Grounding Dino on GUI data

Screen Shot 2023-06-19 at 12 11 15 AM

Result:

Screen Shot 2023-06-19 at 12 13 00 AM

Steps to reproduce: I used default box and text threshold values, 0.25 each and "browser tab" as the detection prompt.

abrichr commented 1 year ago

@FFFiend that's not bad for a first try out of the box!

Can you please run this through some list of user interface component names? e.g. https://chat.openai.com/share/bcecf257-500e-446f-90ba-2ca5713de34d

FFFiend commented 1 year ago

Prompt: "window, tab, panel, menu, submenu, button, icon, text field, text area, search bar,logo" Here's a couple runs on the same image with their respective box and text threshold values:

image(2) Box: 0.25, Text: 0.25

image(3) Box: 0.125, Text: 0.125

Promising results! Although I imagine rate of wrongly classifying things is higher since the threshold values are halved.
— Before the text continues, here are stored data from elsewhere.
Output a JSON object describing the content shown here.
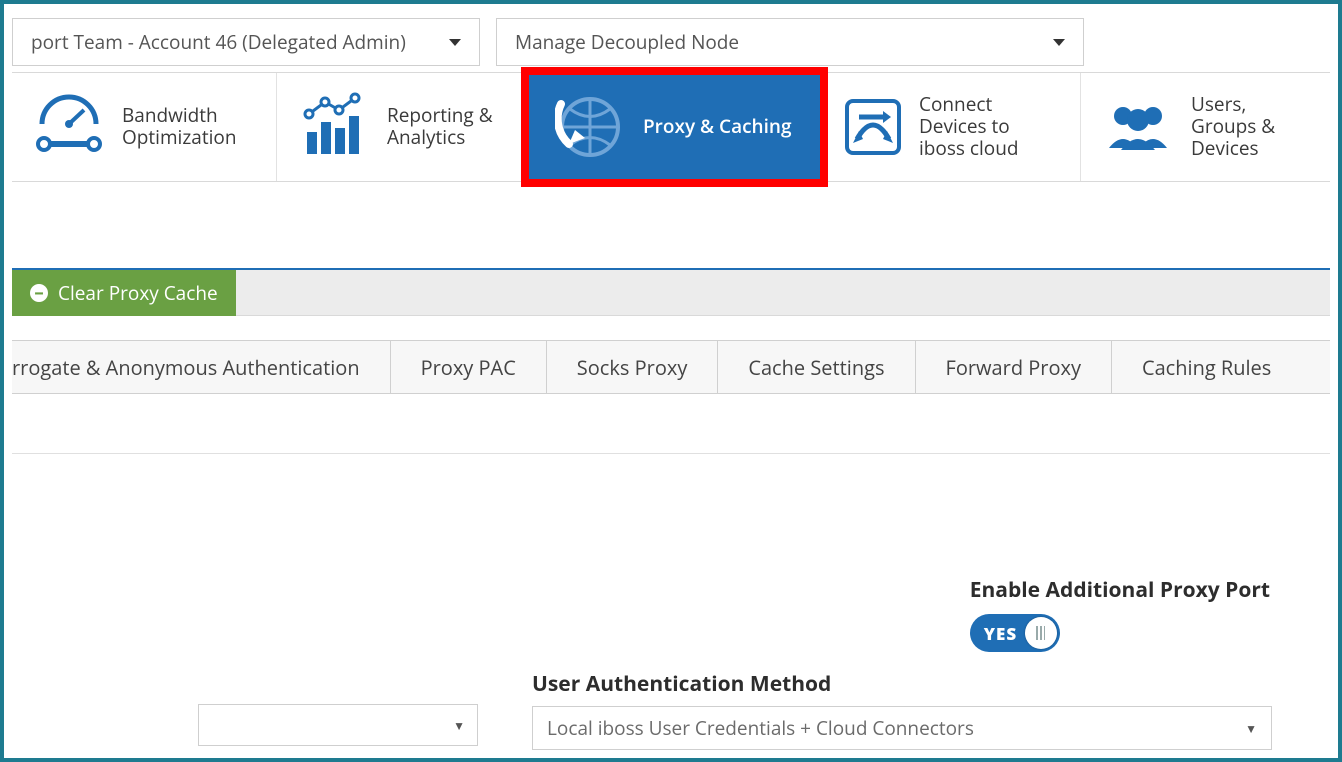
{
  "selectors": {
    "account": "port Team - Account 46 (Delegated Admin)",
    "node": "Manage Decoupled Node"
  },
  "nav": {
    "bandwidth": "Bandwidth Optimization",
    "reporting": "Reporting & Analytics",
    "proxy": "Proxy & Caching",
    "connect": "Connect Devices to iboss cloud",
    "users": "Users, Groups & Devices"
  },
  "actions": {
    "clear_cache": "Clear Proxy Cache"
  },
  "tabs": {
    "t0": "rrogate & Anonymous Authentication",
    "t1": "Proxy PAC",
    "t2": "Socks Proxy",
    "t3": "Cache Settings",
    "t4": "Forward Proxy",
    "t5": "Caching Rules"
  },
  "settings": {
    "enable_additional_port_label": "Enable Additional Proxy Port",
    "toggle_value": "YES",
    "auth_method_label": "User Authentication Method",
    "auth_method_value": "Local iboss User Credentials + Cloud Connectors"
  }
}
image(4) Box: 0.0625, Text: 0.0625

image(5) Box: 0.092, Text: 0.092

abrichr commented 1 year ago

@FFFiend is it possible to modify the temperature, such that we can run inference multiple times expecting different results?

FFFiend commented 1 year ago

I searched around a few repos and couldn't find anything that enabled us to modify the temperature, no. Seems like text and box threshold are the only params they let us modify.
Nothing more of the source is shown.